Working out seems daunting at first. Deciding what areas to target, what machines to use, how far to run, and so on can be confusing and challenging to anyone. Just remember that there is no right or wrong way to come up with a workout plan. Everyone is different. With that said, there are some basic fitness tricks and rules that you should consider.
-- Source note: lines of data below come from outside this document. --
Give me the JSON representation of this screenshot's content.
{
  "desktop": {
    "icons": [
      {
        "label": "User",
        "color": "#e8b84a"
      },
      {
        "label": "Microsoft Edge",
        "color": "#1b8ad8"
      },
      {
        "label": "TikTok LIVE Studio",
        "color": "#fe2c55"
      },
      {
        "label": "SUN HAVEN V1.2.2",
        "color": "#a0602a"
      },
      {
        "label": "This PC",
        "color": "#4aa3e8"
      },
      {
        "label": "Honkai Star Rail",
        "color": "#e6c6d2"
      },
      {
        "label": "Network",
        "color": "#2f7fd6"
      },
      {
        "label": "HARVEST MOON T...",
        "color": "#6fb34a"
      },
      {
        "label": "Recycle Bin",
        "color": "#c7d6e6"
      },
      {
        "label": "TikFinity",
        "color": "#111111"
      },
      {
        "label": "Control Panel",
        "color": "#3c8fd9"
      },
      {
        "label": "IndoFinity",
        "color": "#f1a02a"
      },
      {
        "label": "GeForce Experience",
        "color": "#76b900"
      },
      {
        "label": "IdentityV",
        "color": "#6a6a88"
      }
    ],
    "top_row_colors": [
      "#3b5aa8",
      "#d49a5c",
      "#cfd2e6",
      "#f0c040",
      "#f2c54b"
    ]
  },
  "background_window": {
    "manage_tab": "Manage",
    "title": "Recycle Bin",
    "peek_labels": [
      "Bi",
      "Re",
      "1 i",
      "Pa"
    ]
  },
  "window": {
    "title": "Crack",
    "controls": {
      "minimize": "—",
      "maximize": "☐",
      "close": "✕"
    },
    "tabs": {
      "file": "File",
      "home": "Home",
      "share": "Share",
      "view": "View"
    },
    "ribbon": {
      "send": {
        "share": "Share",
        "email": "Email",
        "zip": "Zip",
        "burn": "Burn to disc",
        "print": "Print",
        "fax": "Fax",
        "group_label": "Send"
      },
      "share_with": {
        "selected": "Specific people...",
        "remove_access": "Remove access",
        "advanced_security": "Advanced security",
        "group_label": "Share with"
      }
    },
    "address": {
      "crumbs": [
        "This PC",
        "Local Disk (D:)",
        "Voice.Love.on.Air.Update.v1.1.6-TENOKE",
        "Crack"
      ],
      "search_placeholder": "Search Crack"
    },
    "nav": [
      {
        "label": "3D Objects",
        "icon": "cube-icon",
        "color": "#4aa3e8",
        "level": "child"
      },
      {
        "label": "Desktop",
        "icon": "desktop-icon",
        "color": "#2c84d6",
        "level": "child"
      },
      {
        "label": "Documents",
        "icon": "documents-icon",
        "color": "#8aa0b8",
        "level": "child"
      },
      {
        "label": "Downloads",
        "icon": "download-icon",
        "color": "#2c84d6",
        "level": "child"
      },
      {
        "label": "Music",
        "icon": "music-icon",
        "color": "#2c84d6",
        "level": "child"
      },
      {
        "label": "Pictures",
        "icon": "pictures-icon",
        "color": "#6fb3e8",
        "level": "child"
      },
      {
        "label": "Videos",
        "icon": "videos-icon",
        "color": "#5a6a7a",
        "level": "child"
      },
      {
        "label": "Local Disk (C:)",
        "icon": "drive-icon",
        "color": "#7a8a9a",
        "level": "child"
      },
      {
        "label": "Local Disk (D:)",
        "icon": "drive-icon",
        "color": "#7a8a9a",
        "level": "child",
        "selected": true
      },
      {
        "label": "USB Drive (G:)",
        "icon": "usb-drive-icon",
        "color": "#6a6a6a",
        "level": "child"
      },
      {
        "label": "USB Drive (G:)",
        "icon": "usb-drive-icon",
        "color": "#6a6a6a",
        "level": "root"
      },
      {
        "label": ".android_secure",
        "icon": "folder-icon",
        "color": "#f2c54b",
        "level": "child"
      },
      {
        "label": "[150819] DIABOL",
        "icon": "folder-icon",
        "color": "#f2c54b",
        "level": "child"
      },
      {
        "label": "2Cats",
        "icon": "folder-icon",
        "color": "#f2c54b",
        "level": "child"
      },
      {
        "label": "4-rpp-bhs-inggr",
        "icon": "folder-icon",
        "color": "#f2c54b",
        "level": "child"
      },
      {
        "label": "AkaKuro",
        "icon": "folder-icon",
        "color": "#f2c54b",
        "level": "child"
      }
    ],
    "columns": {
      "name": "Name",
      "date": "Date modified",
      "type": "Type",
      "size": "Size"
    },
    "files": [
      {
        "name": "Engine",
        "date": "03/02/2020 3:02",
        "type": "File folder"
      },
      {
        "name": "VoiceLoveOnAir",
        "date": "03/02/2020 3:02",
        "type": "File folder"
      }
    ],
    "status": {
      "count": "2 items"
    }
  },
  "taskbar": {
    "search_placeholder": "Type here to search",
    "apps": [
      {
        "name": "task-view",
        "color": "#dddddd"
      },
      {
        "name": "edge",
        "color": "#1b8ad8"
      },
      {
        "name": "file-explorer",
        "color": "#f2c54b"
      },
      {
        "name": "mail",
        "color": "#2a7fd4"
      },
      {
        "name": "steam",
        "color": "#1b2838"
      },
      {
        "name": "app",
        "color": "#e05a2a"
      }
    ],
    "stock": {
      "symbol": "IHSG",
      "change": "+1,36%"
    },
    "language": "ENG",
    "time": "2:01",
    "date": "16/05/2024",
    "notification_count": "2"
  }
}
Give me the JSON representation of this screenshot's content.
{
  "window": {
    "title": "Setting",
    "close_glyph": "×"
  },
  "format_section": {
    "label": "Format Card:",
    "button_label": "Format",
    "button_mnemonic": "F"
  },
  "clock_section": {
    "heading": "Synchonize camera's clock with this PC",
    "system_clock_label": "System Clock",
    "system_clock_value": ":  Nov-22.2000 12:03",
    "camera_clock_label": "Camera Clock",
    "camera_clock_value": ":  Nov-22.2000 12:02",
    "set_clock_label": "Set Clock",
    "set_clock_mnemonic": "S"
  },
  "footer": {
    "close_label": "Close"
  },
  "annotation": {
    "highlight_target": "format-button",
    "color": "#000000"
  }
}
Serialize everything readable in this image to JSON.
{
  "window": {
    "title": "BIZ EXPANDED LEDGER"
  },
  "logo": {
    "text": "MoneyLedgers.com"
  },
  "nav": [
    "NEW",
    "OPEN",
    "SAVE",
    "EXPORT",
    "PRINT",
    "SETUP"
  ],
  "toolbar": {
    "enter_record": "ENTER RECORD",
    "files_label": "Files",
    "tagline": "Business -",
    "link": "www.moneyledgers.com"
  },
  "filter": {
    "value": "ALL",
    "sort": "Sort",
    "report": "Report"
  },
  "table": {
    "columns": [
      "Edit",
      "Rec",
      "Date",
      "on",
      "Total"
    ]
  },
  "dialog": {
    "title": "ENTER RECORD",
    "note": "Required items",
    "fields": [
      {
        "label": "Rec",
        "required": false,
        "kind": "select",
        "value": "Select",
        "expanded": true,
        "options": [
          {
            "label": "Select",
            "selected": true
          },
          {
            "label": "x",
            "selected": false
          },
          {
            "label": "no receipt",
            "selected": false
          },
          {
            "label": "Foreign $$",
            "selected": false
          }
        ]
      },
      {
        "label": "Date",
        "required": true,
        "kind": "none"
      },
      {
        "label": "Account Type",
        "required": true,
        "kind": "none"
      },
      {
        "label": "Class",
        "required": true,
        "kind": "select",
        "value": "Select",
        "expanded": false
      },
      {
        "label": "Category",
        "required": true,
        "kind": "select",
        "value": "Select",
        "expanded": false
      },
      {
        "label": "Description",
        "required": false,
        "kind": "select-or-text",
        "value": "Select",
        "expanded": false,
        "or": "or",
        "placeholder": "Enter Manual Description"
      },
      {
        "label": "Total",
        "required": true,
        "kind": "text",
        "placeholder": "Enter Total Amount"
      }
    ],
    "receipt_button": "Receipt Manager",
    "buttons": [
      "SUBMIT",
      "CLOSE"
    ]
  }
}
  • Interval training– Personal trainers can’t seem to highlight this tip enough. It’s been proven that interval training, or working out in short bursts of high-intensity activity, is more effective in burning calories than running, lifting, etc. at the same rate for a prolonged period of time. The simplest way to interval train is to apply it to cardio. Walk or jog on the treadmill or elliptical for 2-5 minutes at a time, and then run or sprint for 1-2 minutes. Try to go for as long as you can, but move on to a new activity after 30 minutes (even if you feel like you could go for longer). This method is also great for students with busy schedules– it’s possible to burn a good amount of calories in a short workout session!
  • Workout weight machines or free weights in “sets.” Try doing a comfortable weight for 12 repetitions (reps), increase your weight slightly for 10 reps, and go back to a comfortable weight for 12 more reps. That’s a set. Adjust the number of reps and sets according to your ability and the activity you’re doing. This method assists in getting your body used to working out, while toning and building muscle in an effective combination.
  • Alternate areas of focus, but always include cardio. If you know that your whole body needs to be toned up, start your workout with cardio no matter what. Come up with a system after that– maybe do arms and core one day, legs the next, back to arms and core, then rest. Alternating days of focus allows for more intense training on those areas and gives those muscle groups time to heal before they’re used again.
  • Always remember to take a rest day when needed, stretch, and stay hydrated.

Getting fit doesn’t require the use of a gym membership (although one is definitely a benefit). All you need to begin working on your body is the right mindset and a decent space. If you live in a neighborhood or have a lot of land, try to run loops, going a little farther each time. If your room has some empty floor space, utilize it for simple activities like pushups, sit ups, planks, etc. Websites like Pinterest have thousands of “at home workout plans” that require no equipment and are easy to follow. Find whatever options work for you and stick to them.

Working out does not have to be something for “athletes” or “gym rats.” Even if you’ve always felt unathletic and like the gym just wasn’t the place for you, don’t be afraid to start. Every success story begins somewhere.